Despite its inaccuracies, the volume does have intrinsic interest in that it contains maps dating right back to the Roman Era. Its 2nd-century AD compiler, the geographer Ptolemy (Claudius Ptolemaeus), known as the 'Father of Geography,’ lived in Alexandria where once stood the world’s greatest library of ancient manuscripts - before it was burnt by invaders. (This is apparently the only ‘pre-Columbian’ atlas to have survived, and itself nearly went up in flames more recently, when a house fire nearly consumed the late owner’s private library in Oxfordshire, the book being saved, along with 60,000 other maps, when the villagers rallied, forming a human chain to rescue the collection.)
Sotheby’s explains away the inaccuracies by saying Ptolemy had to base his maps on “travellers’ tales.” This is something of an over-simplification, for there were a number of early manuscripts known generically as periplous, the ancient Greek term for sailing guides, and by the Portuguese a portolan chart. Used by ship’s captains, these outlined directions, distances, harbours and other essential details, and were essential when sailors from the Mediterranean (where there are no tides) ventured out into the dangerous Atlantic, where tides and winds could sweep you helplessly away from land, or carry you onto rocky shores.
The standard map “projection” (whereby a round globe is drawn on a flat map) was created later by Mercator, who used Ptolemy’s maps. The theory that cartographic historians have come up with is that these periplous also included map coordinates where possible, and these were used by Ptolemy to sketch out his set of large-scale maps.

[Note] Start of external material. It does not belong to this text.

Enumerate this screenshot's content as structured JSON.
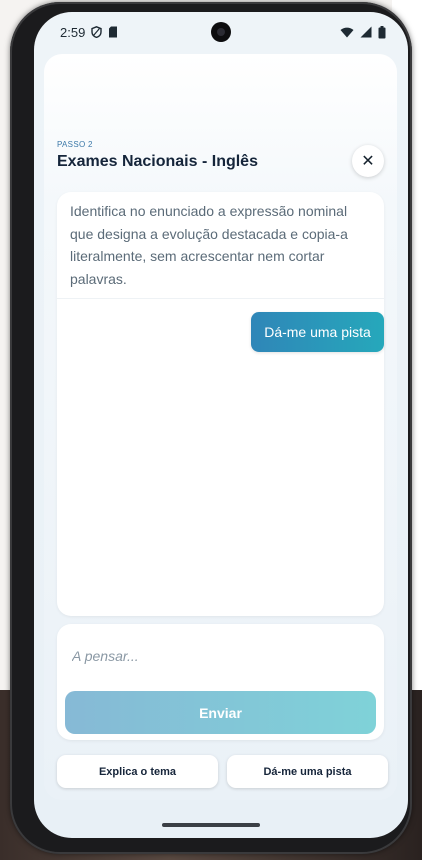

The Ptolemy maps were the offshoot of such a guide book, a 7-part work known as Ptolemy's Geographia. This has lists of place names, Celtic tribal names, rivers etc. and probably derives from a parchment codex in the great library of Alexandria which was a compilation of individual periplous, perhaps incorporating the pioneering work of the 4th-century BC mercantile explorer Pytheas of Massilia. The archaeologist Sir Barry Cunliffe and others have argued that latitudes and crude longitudes of the Channel coast were taken as early as the 4th century BC by Pytheas, following the old tin-trade route north, which may also have been documented by the Phoenician founder of mathematical geography Marinus of Tyre.

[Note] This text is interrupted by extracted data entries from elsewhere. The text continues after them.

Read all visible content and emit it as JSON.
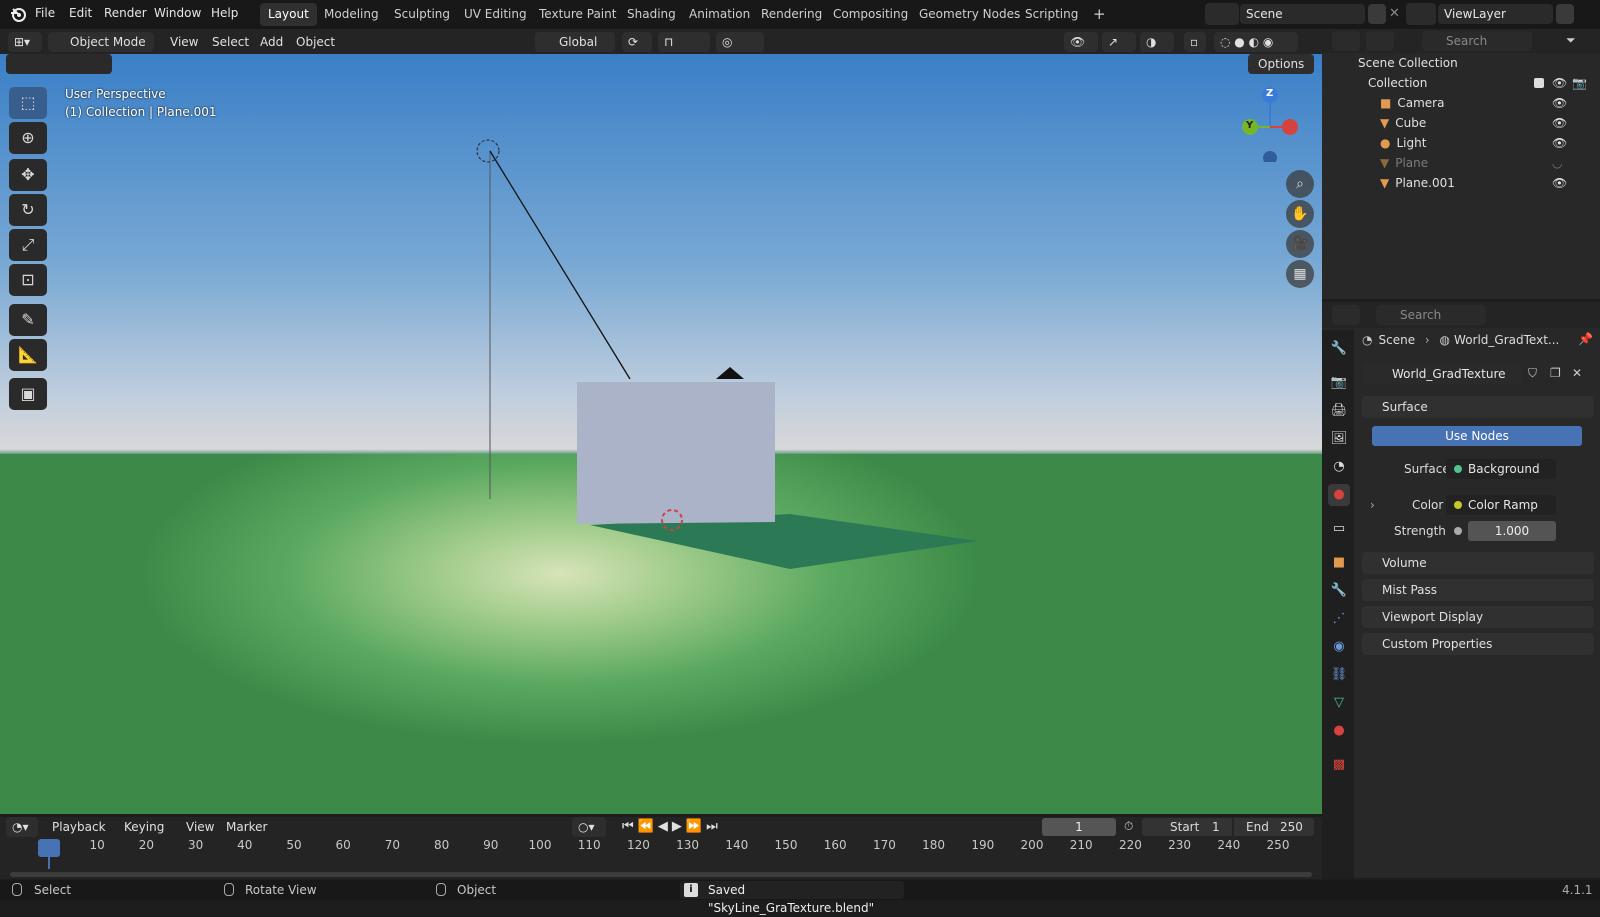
{
  "menu": [
    "File",
    "Edit",
    "Render",
    "Window",
    "Help"
  ],
  "workspaces": [
    "Layout",
    "Modeling",
    "Sculpting",
    "UV Editing",
    "Texture Paint",
    "Shading",
    "Animation",
    "Rendering",
    "Compositing",
    "Geometry Nodes",
    "Scripting"
  ],
  "active_workspace": "Layout",
  "scene_name": "Scene",
  "view_layer": "ViewLayer",
  "viewport_header": {
    "mode": "Object Mode",
    "view": "View",
    "select": "Select",
    "add": "Add",
    "object": "Object",
    "transform_orientation": "Global",
    "options": "Options"
  },
  "viewport": {
    "perspective": "User Perspective",
    "context": "(1) Collection | Plane.001"
  },
  "gizmo": {
    "z": "Z",
    "y": "Y"
  },
  "outliner": {
    "search_placeholder": "Search",
    "root": "Scene Collection",
    "collection": "Collection",
    "items": [
      {
        "name": "Camera",
        "icon": "camera-icon"
      },
      {
        "name": "Cube",
        "icon": "mesh-icon"
      },
      {
        "name": "Light",
        "icon": "light-icon"
      },
      {
        "name": "Plane",
        "icon": "mesh-icon",
        "hidden": true
      },
      {
        "name": "Plane.001",
        "icon": "mesh-icon",
        "selected": true
      }
    ]
  },
  "properties": {
    "search_placeholder": "Search",
    "breadcrumb_scene": "Scene",
    "breadcrumb_world": "World_GradText...",
    "world_name": "World_GradTexture",
    "panel_surface": "Surface",
    "use_nodes": "Use Nodes",
    "surface_label": "Surface",
    "surface_value": "Background",
    "color_label": "Color",
    "color_value": "Color Ramp",
    "strength_label": "Strength",
    "strength_value": "1.000",
    "panels": [
      "Volume",
      "Mist Pass",
      "Viewport Display",
      "Custom Properties"
    ]
  },
  "timeline": {
    "playback": "Playback",
    "keying": "Keying",
    "view": "View",
    "marker": "Marker",
    "current_frame": "1",
    "start_label": "Start",
    "start_value": "1",
    "end_label": "End",
    "end_value": "250",
    "ticks": [
      "1",
      "10",
      "20",
      "30",
      "40",
      "50",
      "60",
      "70",
      "80",
      "90",
      "100",
      "110",
      "120",
      "130",
      "140",
      "150",
      "160",
      "170",
      "180",
      "190",
      "200",
      "210",
      "220",
      "230",
      "240",
      "250"
    ]
  },
  "status": {
    "select": "Select",
    "rotate": "Rotate View",
    "object": "Object",
    "message": "Saved \"SkyLine_GraTexture.blend\"",
    "version": "4.1.1"
  },
  "colors": {
    "accent": "#4772b3",
    "ground": "#3c8a4c",
    "sky": "#3a7fc7"
  }
}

What is of particular interest here is the map of the British Isles. This the oldest known map of Britain based on charts, and the prominence given – literally - to southwest Britain suggests this region was important and well familiar to shipping. Southwest Britain is shown, as the Mail, the Telegraph, and Times all put it, “jutting out into the Bay of Biscay.” This prominence or distension is in itself technically an inaccuracy, but a telling one. For southwest Britain was where early "Phoenician" merchants sailed for, as the centre of the tin trade. Tin and lead mining operations and their associated trading entrepots evidently then stretched from Wight westward to Land’s End and up around to the Mendip Hills above Glastonbury – then a tidal sea-port.This is the rationale behind England’s “Holy Legend,” claiming that it was due to this that wealthy tin-trader Joseph of Arimatheia came to Britain with the first disciples, the Grail, and in some versions, his nephew Jesus as a boy. (On the morass of legend and Biblical lore behind the Holy Legend, see our earlier feature on Glastonbury here.) And although spelt out in Greek and Latin, the place-names given are not those of the Roman Occupation era, but older ones mentioned by early sources. The Isle of Wight for example, named Wectis or Ictis in Roman accounts and later versions of the map by Mercator et al, is originally Occes. (See sketch-map excerpt, below right.)

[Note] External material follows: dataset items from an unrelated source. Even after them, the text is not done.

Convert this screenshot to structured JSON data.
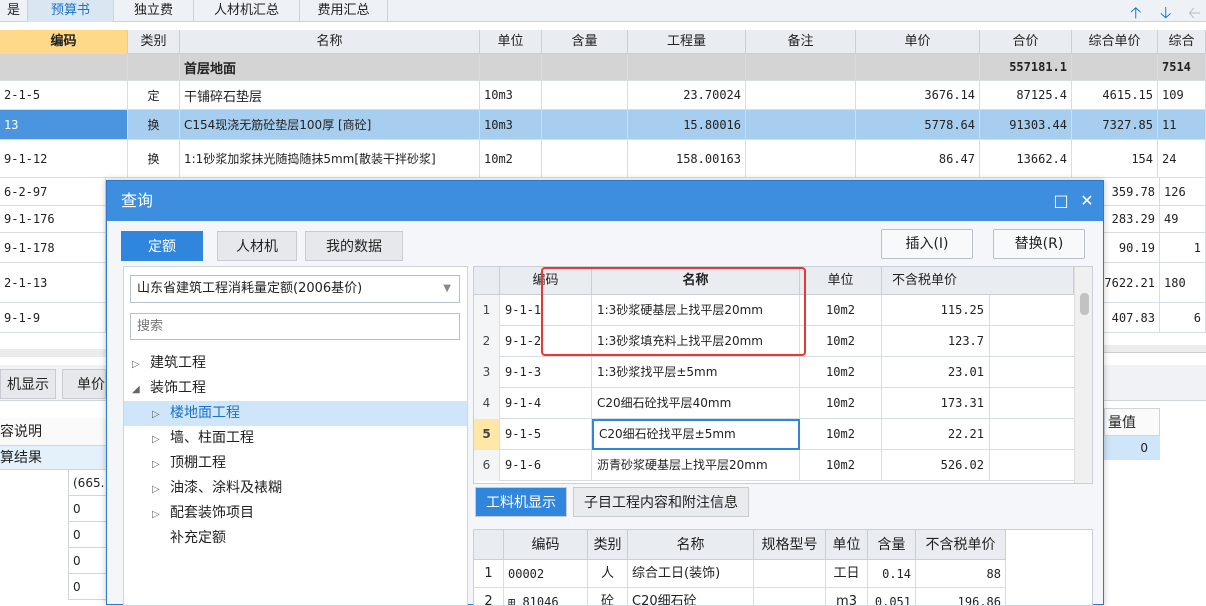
{
  "top_tabs": [
    {
      "label": "是"
    },
    {
      "label": "预算书"
    },
    {
      "label": "独立费"
    },
    {
      "label": "人材机汇总"
    },
    {
      "label": "费用汇总"
    }
  ],
  "top_arrows": {
    "up": "up-arrow-icon",
    "down": "down-arrow-icon",
    "left": "left-arrow-icon"
  },
  "main_grid": {
    "headers": [
      "编码",
      "类别",
      "名称",
      "单位",
      "含量",
      "工程量",
      "备注",
      "单价",
      "合价",
      "综合单价",
      "综合"
    ],
    "rows": [
      {
        "code": "",
        "type": "",
        "name": "首层地面",
        "unit": "",
        "content": "",
        "qty": "",
        "note": "",
        "price": "",
        "total": "557181.1",
        "unit_total": "",
        "extra": "7514"
      },
      {
        "code": "2-1-5",
        "type": "定",
        "name": "干铺碎石垫层",
        "unit": "10m3",
        "content": "",
        "qty": "23.70024",
        "note": "",
        "price": "3676.14",
        "total": "87125.4",
        "unit_total": "4615.15",
        "extra": "109"
      },
      {
        "code": "13",
        "type": "换",
        "name": "C154现浇无筋砼垫层100厚 [商砼]",
        "unit": "10m3",
        "content": "",
        "qty": "15.80016",
        "note": "",
        "price": "5778.64",
        "total": "91303.44",
        "unit_total": "7327.85",
        "extra": "11"
      },
      {
        "code": "9-1-12",
        "type": "换",
        "name": "1:1砂浆加浆抹光随捣随抹5mm[散装干拌砂浆]",
        "unit": "10m2",
        "content": "",
        "qty": "158.00163",
        "note": "",
        "price": "86.47",
        "total": "13662.4",
        "unit_total": "154",
        "extra": "24"
      },
      {
        "code": "6-2-97",
        "unit_total": "359.78",
        "extra": "126"
      },
      {
        "code": "9-1-176",
        "unit_total": "283.29",
        "extra": "49"
      },
      {
        "code": "9-1-178",
        "unit_total": "90.19",
        "extra": "1"
      },
      {
        "code": "2-1-13",
        "unit_total": "7622.21",
        "extra": "180"
      },
      {
        "code": "9-1-9",
        "unit_total": "407.83",
        "extra": "6"
      }
    ]
  },
  "lower_left": {
    "tabs": [
      "机显示",
      "单价"
    ],
    "rows": [
      "容说明",
      "算结果"
    ],
    "values": [
      "(665.",
      "0",
      "0",
      "0",
      "0"
    ]
  },
  "right_strip": {
    "label": "量值",
    "value": "0"
  },
  "dialog": {
    "title": "查询",
    "maximize_icon": "maximize-icon",
    "close_icon": "close-icon",
    "tabs": [
      "定额",
      "人材机",
      "我的数据"
    ],
    "insert_label": "插入(I)",
    "replace_label": "替换(R)",
    "combo_value": "山东省建筑工程消耗量定额(2006基价)",
    "search_placeholder": "搜索",
    "tree": [
      {
        "label": "建筑工程",
        "level": 0,
        "expand": "collapsed"
      },
      {
        "label": "装饰工程",
        "level": 0,
        "expand": "expanded"
      },
      {
        "label": "楼地面工程",
        "level": 1,
        "expand": "collapsed",
        "selected": true
      },
      {
        "label": "墙、柱面工程",
        "level": 1,
        "expand": "collapsed"
      },
      {
        "label": "顶棚工程",
        "level": 1,
        "expand": "collapsed"
      },
      {
        "label": "油漆、涂料及裱糊",
        "level": 1,
        "expand": "collapsed"
      },
      {
        "label": "配套装饰项目",
        "level": 1,
        "expand": "collapsed"
      },
      {
        "label": "补充定额",
        "level": 1,
        "expand": "none"
      }
    ],
    "query_grid": {
      "headers": [
        "编码",
        "名称",
        "单位",
        "不含税单价"
      ],
      "rows": [
        {
          "num": "1",
          "code": "9-1-1",
          "name": "1:3砂浆硬基层上找平层20mm",
          "unit": "10m2",
          "price": "115.25"
        },
        {
          "num": "2",
          "code": "9-1-2",
          "name": "1:3砂浆填充料上找平层20mm",
          "unit": "10m2",
          "price": "123.7"
        },
        {
          "num": "3",
          "code": "9-1-3",
          "name": "1:3砂浆找平层±5mm",
          "unit": "10m2",
          "price": "23.01"
        },
        {
          "num": "4",
          "code": "9-1-4",
          "name": "C20细石砼找平层40mm",
          "unit": "10m2",
          "price": "173.31"
        },
        {
          "num": "5",
          "code": "9-1-5",
          "name": "C20细石砼找平层±5mm",
          "unit": "10m2",
          "price": "22.21"
        },
        {
          "num": "6",
          "code": "9-1-6",
          "name": "沥青砂浆硬基层上找平层20mm",
          "unit": "10m2",
          "price": "526.02"
        }
      ]
    },
    "bottom_tabs": [
      "工料机显示",
      "子目工程内容和附注信息"
    ],
    "bottom_grid": {
      "headers": [
        "编码",
        "类别",
        "名称",
        "规格型号",
        "单位",
        "含量",
        "不含税单价"
      ],
      "rows": [
        {
          "num": "1",
          "code": "00002",
          "type": "人",
          "name": "综合工日(装饰)",
          "spec": "",
          "unit": "工日",
          "content": "0.14",
          "price": "88"
        },
        {
          "num": "2",
          "code": "81046",
          "type": "砼",
          "name": "C20细石砼",
          "spec": "",
          "unit": "m3",
          "content": "0.051",
          "price": "196.86"
        }
      ]
    }
  }
}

Ptolemy map of SW Britain, sketch version(Both the Times and Mail articles include coloured illustrations, but these are not very detailed, though the Mail’s is at least enlargeable. For a larger-scale, later version, where you can make out place names, click here (U. Of Portsmouth's online map portal, which has a fullsize scan of Mercator’s 1578 version.)
Update: In the event, it went to an undisclosed private buyer for a record £2.14 million - the most expensive atlas ever sold at auction.